After Jim died, I struggled to regain hope. A family member became seriously ill, I learned of contemporaries dying, and the news remained dark. It felt bleak, and I missed my man who always told me, “Humans will figure it out. I’m hopeful.”

But then, suddenly, when I least expected it, that thing with feathers found me. I’d agreed to teach half time this year for the University.  Friends wondered why I said yes to this when I was retired and busy with both Jim and other projects. But something told me I should. The first week of class, I asked students to post short PowerPoints about themselves online so we could get to know one another virtually, to counter an environment where we feel like just a name. And there, in those PowerPoints, perched that bird! I broke into a smile as I read about young people intent on making their lives and the world better. Here are some of the activities these students do in addition to raising families and going to school:

  • Volunteer with local animal rescue;
  • Advocate for parents and babies
  • Change the lives and livelihoods of my people (Gambia);
  • Music therapist;
  • Mandela Fellow;
  • Peer health educator working with drug users;
  • Physician working with Disaster Preparedness and Response;
  • College success coach;
  • Started a non-profit Mother to You (sends medical supplies to Senegal);
  • US House of Representatives Senior Policy Advisor; and
  • MN Justice Research Ctr, transform current legal system.

There are 45 students in my class so I could go on, but my point is that when I read their PowerPoints, I read hope, an abundance of both Big H and little h. Suddenly this elderly person knew that hope was flourishing all around her.   

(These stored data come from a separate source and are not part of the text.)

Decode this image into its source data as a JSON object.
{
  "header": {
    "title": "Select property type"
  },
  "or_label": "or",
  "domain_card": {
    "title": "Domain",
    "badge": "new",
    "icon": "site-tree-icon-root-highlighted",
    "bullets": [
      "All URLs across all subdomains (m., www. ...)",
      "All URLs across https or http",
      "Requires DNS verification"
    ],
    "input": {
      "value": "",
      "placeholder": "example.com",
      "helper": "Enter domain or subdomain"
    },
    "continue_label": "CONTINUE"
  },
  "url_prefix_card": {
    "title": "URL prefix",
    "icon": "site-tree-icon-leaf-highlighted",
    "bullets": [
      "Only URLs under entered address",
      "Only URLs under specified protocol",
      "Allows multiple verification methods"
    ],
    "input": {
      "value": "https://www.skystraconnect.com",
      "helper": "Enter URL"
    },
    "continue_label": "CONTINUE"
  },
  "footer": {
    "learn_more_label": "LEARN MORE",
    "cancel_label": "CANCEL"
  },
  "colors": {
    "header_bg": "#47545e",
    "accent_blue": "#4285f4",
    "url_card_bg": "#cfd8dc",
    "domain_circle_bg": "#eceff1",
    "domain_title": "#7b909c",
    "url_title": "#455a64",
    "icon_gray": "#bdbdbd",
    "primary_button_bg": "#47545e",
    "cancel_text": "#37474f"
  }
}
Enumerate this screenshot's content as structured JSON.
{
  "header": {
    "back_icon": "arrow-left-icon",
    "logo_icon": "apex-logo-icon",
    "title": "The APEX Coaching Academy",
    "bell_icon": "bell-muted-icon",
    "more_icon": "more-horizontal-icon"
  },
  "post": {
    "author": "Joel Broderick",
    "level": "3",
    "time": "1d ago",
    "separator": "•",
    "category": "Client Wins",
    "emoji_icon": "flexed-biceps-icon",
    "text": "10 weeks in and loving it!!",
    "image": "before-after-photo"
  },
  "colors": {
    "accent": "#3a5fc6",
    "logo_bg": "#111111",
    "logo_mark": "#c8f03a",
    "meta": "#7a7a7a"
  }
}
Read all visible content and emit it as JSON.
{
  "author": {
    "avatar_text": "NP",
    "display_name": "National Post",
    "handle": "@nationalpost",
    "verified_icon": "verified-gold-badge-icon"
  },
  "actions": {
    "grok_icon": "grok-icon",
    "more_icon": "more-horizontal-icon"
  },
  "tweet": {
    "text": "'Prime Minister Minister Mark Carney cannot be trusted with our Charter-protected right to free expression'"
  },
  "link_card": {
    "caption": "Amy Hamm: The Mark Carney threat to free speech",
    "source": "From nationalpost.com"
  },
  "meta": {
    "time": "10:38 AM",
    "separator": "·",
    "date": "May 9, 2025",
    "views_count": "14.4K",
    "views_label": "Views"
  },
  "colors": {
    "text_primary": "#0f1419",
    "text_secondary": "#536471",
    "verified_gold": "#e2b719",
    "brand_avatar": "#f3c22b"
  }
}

Although I struggled to feel hope in that last year of Jim’s life, I remember all the little h’s that Jim and I had in the ten years of our marriage. At the same time, he fervently believed that humans would come together and solve the world’s problems. Jim epitomized both Big H and little h. I remember him in the hospital, a week before he died, asking me for his wallet so he could reserve a weekend at Blue Fin when he got better. Maybe Emily Dickenson had it right. If we pay attention, that thing with feathers is all around us.